Speaking shortly after Brussels said it would demand continued access to British fishing waters as the price of a limited free trade deal covering physical goods, overseen by EU institutions, the Chancellor of the Exchequer said: “Of course we would be open to discussing with our EU partners about the appropriate arrangements for reciprocal access for our fishermen to EU waters and for EU fishermen to our waters.”
The 62-year-old’s reasonable-sounding words gloss over the fact that the current “reciprocal” arrangement sees British-flagged trawlers catching just 90,000 tonnes from the waters of other EU member-states, while EU-flagged boats are dragging up a whopping 760,000 tonnes of British fish — around 60 per cent of the catch.
Memories of the late Prime Minister Edward ‘Ted’ Heath’s 1970s sellout of Britain’s fishing industry to the EU — then called the EEC — are long, and were reinforced by the release of secret documents revealing that the government’s position on the fishermen had been that “in the wider context they must be regarded as expendable” in the 2000s.
Over a hundred thousand jobs were lost at sea and on shore as Brussels took over the management of Britain’s stocks under the Common Fisheries Policy (CFP), with the blow falling particularly hard on Scotland, where even the Scottish National Party — normally slavishly loyal to the EU — complained that “the dead hand of Brussels mismanagement” had been “disastrous for Scotland’s fishing communities, the Scottish economy and our maritime environment”.
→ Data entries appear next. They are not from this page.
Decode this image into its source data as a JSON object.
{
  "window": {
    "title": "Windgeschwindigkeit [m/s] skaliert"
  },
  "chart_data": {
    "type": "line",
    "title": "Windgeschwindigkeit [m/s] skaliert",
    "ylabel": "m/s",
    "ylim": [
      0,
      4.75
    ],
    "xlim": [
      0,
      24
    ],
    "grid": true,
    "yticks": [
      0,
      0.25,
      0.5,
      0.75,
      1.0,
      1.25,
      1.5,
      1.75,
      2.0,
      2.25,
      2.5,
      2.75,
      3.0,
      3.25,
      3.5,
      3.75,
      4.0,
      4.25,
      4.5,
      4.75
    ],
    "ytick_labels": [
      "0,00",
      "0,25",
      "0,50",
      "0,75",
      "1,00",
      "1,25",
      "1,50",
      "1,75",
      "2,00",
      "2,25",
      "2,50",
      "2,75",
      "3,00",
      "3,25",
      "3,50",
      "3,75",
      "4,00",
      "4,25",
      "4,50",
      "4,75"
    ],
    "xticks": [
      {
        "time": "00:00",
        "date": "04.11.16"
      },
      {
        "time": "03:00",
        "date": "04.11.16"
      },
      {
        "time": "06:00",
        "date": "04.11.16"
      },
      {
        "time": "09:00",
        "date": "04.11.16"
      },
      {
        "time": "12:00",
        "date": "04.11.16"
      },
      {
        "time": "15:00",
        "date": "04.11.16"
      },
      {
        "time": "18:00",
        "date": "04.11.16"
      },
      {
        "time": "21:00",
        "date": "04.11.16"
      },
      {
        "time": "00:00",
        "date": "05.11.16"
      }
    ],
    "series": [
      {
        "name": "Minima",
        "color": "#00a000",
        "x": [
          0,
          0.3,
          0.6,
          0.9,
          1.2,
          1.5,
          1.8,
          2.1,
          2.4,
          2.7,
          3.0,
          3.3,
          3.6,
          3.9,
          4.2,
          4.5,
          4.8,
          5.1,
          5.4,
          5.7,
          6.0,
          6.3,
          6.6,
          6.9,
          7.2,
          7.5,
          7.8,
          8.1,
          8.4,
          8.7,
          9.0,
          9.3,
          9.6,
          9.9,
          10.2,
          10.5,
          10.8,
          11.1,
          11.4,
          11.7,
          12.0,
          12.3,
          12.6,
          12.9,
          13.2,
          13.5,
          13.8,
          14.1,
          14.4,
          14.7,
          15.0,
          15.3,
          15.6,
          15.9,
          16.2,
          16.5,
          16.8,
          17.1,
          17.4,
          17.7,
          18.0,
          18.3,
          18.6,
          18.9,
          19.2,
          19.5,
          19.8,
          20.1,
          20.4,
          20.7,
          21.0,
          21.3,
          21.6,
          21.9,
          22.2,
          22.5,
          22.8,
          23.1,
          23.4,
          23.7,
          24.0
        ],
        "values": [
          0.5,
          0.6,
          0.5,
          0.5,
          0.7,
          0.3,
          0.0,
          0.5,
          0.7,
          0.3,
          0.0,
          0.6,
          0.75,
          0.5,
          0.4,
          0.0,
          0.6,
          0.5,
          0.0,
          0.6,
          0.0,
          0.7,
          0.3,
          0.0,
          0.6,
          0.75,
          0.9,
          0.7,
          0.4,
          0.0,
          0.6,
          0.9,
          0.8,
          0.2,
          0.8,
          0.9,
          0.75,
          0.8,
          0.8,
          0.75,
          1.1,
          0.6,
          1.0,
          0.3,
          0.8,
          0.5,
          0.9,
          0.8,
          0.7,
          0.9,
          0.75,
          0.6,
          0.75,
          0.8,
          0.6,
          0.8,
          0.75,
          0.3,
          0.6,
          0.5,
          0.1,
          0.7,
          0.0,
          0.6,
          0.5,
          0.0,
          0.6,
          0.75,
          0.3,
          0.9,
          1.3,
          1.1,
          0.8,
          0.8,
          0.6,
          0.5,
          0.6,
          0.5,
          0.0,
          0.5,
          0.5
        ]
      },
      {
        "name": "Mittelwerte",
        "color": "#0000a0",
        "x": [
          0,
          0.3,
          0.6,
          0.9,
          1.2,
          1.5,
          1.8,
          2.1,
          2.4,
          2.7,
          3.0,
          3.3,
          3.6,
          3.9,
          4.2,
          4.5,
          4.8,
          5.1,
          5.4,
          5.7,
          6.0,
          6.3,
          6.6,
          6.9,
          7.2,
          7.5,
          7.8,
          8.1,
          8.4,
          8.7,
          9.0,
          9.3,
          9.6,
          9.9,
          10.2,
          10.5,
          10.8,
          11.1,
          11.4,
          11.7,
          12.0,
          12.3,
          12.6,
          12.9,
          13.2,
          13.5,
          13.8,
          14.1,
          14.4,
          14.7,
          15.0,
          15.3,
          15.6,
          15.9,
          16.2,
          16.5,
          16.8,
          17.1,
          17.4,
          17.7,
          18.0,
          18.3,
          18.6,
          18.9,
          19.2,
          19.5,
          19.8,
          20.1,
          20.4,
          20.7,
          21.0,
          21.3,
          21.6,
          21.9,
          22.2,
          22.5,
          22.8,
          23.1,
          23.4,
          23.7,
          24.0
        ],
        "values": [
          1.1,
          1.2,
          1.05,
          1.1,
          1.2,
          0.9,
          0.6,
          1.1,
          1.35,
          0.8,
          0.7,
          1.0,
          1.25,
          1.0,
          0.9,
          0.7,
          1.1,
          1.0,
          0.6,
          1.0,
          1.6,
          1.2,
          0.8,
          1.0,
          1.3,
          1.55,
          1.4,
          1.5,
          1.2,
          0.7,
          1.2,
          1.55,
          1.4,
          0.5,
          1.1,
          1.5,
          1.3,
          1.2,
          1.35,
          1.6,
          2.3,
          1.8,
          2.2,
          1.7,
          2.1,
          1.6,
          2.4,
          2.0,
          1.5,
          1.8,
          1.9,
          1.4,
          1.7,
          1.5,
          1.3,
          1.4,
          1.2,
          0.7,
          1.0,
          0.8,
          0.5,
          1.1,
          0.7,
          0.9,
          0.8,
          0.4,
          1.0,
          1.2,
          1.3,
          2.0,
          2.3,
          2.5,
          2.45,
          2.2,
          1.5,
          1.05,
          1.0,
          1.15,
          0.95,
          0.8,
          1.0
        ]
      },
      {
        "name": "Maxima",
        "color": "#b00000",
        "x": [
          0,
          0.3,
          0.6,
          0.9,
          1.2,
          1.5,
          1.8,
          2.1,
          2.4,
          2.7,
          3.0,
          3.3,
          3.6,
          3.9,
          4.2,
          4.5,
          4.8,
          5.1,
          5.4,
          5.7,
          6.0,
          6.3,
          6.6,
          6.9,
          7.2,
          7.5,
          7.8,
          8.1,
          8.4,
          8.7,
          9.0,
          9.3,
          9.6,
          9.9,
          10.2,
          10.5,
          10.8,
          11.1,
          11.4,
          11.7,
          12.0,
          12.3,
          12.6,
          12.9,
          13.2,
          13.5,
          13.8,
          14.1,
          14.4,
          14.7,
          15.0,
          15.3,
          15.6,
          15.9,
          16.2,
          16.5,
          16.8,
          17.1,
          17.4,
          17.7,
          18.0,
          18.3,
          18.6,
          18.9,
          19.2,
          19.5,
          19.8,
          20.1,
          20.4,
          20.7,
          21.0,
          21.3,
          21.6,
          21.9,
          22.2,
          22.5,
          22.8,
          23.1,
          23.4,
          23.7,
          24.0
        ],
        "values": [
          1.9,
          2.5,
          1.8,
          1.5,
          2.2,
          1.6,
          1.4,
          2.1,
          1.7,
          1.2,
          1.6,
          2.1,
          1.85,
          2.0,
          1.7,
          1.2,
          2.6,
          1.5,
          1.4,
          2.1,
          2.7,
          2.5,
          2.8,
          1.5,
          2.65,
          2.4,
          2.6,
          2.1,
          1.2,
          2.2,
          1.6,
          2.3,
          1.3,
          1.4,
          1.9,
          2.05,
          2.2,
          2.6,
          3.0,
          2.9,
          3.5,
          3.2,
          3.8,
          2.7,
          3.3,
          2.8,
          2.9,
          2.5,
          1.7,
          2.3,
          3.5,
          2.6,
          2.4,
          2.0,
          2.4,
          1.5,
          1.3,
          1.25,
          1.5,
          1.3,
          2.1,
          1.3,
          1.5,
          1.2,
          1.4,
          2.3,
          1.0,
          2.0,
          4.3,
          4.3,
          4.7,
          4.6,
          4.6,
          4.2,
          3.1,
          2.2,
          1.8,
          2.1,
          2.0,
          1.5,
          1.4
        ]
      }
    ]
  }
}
Alan Hastings, speaking for the grassroots Fishing for Leave campaign which organised the famous Battle of the Thames, which saw British fishermen clash with middle-class Remainers aboard a “floating gin palace” captained by Bob Geldof, was damning.
Hastings accused the government of “testing the water to see if they can get away with sacrificing what’s left of British fishing and with it thousands of people’s lives and heritage”, and branded them “sleekit surrender monkeys”.
Simon Collins, of the Shetland Fishermen’s Association, said the EU’s demands to retain control of Britain’s fisheries were “completely unacceptable“.
“As an opening gambit goes, the EU’s stance is arrogant, absurd and nonsensical,” he said.
“The UK will become an independent coastal state on 29 March 2019, and we insist that it exercises its rights and responsibilities as such immediately.
“No coastal state currently offers the EU guarantees of access to its waters and natural resources, and neither should we.”
Bertie Armstrong, chief executive of the Scottish Fishermen’s Federation, echoed these sentiments, saying: “When we leave the EU we leave the Common Fisheries Policy and assume our rightful place at the table as a coastal state.
“Each year we will then decide who catches what, where and when. The days of the EU taking 60% of our fish are coming to an end. The sea of opportunity is within reach.”
Norway and Iceland, which are not EU member-states but submit to quasi-membership of the Single Market through the European Economic Area (EEA), have nevertheless retained full control over their fishing waters, negotiating shared management issues through the North-west Atlantic Fishing Organisation (NAFO) — where they retain independent representation, unlike EU member-states.